Auto companies have passed on the increase in excise duty to the customers. Still auto majors have gained in stock markets. Well, possible reason could be increase in disposable income of consumers with significant relief on personal taxation. It would be important to consider two more aspects typical to the Indian auto market. Many car buyers in India are first time buyers. Since, FM has not fully rolled back excise duty benefits provided under stimulus package, price hike may not be significant enough to change minds of first time car buyers. Indian auto market is largely driven by credit market and increase in EMI may not be significant given the modest rise in excise duty. Thus, significant relief on personal taxation front could possibly outweigh negative factors. In addition, the excise duty rollback is only one third of the total cut (6 per cent) doled out through the stimulus package. Hence, this partial rollback was factored in. There were no further negative surprises in the budget. This may be reason for positive sentiments in stock market.

It would be important to touch upon other significant budget proposals relevant for auto sector. While corporate income tax rates remain unchanged, reduction of surcharge on domestic companies from 10 to 7.5 per cent would lessen the tax burden. However, Minimum Alternate Tax (MAT) increases from 15 to 18 per cent, offsetting the benefit due to reduction in surcharge.

One of the budget proposals enhances weighted deduction for eligible companies having an approved in-house R&D unit from 150 to 200 per cent of the expenditure incurred. This would stimulate additional investment in R&D activity paving way for innovation. With the growing trend towards providing advanced driver assistance features, safety and comfort features in vehicles, continuous innovation and adoption of new systems will be vital to retain competitiveness in the automotive industry. Certain companies were required to call back large number of vehicles in recent past due to technology issues. This tax measure could possibly work as a fillip to increase focus on R&D in long term resulting in better technology products.

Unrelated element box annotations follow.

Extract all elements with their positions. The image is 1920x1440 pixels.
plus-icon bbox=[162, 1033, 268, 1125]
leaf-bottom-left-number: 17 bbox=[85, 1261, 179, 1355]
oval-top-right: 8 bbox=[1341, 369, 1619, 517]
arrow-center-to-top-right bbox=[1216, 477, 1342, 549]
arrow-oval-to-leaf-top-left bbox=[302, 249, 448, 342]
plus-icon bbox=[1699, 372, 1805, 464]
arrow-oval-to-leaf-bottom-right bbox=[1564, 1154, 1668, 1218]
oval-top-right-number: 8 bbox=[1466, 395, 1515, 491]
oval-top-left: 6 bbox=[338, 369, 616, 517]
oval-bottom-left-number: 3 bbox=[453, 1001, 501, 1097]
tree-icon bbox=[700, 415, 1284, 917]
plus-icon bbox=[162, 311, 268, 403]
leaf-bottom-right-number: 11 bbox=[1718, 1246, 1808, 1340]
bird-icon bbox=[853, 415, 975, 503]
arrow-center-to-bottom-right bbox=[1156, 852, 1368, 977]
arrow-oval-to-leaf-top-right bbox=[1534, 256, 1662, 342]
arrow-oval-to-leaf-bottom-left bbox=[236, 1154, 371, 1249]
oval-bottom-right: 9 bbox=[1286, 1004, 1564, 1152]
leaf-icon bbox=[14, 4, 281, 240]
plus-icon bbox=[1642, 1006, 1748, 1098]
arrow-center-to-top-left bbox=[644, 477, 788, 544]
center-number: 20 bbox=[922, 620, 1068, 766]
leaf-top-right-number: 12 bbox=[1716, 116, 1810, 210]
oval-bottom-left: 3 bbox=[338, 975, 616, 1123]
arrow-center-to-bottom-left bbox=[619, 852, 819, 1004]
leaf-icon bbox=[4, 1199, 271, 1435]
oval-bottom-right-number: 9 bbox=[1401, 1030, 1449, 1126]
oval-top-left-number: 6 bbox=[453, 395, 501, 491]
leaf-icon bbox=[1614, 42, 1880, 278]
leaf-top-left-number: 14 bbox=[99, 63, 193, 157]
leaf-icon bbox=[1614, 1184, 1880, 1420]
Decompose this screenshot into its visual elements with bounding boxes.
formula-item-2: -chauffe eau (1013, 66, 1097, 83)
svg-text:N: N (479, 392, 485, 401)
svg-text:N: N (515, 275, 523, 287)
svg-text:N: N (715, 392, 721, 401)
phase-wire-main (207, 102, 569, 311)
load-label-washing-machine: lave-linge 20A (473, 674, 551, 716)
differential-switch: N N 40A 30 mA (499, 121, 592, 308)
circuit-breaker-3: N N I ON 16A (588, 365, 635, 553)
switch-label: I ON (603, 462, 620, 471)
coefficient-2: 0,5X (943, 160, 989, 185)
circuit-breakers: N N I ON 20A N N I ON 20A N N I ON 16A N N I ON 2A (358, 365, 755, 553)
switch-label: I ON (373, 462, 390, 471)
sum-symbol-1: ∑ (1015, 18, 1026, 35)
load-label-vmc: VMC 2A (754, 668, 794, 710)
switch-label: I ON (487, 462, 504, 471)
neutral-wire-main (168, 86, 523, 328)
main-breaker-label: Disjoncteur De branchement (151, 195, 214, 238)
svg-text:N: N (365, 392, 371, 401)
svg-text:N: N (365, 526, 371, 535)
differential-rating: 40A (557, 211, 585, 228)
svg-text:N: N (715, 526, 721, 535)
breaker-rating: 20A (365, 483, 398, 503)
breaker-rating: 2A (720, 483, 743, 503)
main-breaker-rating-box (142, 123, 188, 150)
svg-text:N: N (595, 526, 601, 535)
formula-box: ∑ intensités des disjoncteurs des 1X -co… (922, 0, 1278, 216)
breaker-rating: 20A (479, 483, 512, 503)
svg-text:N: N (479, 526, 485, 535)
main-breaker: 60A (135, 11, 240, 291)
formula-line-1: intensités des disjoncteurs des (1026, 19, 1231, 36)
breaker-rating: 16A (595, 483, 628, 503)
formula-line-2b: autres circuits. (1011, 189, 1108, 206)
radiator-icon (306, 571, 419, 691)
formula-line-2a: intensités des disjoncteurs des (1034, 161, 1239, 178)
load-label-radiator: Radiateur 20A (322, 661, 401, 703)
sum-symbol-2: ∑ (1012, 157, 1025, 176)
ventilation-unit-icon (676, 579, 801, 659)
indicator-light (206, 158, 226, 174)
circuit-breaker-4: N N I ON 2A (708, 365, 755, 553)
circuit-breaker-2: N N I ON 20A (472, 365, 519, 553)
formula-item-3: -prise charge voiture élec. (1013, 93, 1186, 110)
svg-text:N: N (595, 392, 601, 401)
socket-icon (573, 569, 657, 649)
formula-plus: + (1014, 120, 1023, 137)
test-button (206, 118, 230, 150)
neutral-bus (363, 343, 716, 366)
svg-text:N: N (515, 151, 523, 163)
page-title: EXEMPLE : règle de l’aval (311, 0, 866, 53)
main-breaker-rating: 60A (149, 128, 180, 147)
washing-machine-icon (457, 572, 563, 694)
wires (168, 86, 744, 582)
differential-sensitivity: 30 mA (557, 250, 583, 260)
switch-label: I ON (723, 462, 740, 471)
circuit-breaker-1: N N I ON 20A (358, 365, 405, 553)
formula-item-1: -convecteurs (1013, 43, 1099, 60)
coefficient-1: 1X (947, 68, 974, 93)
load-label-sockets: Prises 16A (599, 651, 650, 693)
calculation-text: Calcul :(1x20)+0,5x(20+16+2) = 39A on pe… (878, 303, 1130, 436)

This budget has also put to rest the anomaly regarding computation of export profits leading to dilution of tax holiday for units in Special
Economic Zones, retrospectively with effect from 1 April 2006. However, there has been no extension of tax holiday for export oriented units which could have possibly been a relief for small auto units with export focus.

It has been clarified that income from technical services rendered by a non resident would be deemed to accrue or arise in India whether or not services are rendered in or outside India or non-resident has a place of business or business connection in India.

Increased allocation for infrastructure and agriculture sectors would propel demand for commercial vehicles and tractors. Further, additional employment opportunities and growth in rural economy would also fuel auto growth.

FM has also restated his commitment to implement GST and DTC from 1 April 2011, which provides some amount of certainty about structural changes in pipeline. One can look forward to a simple, transparent and easy indirect tax regime under GST.

While immediate reaction from stock markets is positive for auto sector, which may be due to only partial rollback of stimulus package and relief in personal taxation, it needs to be seen that whether the party continues for auto makers or whether the fantastic growth rate before the budget announcement was triggered by fears of increase in auto prices due to rollback of stimulus package.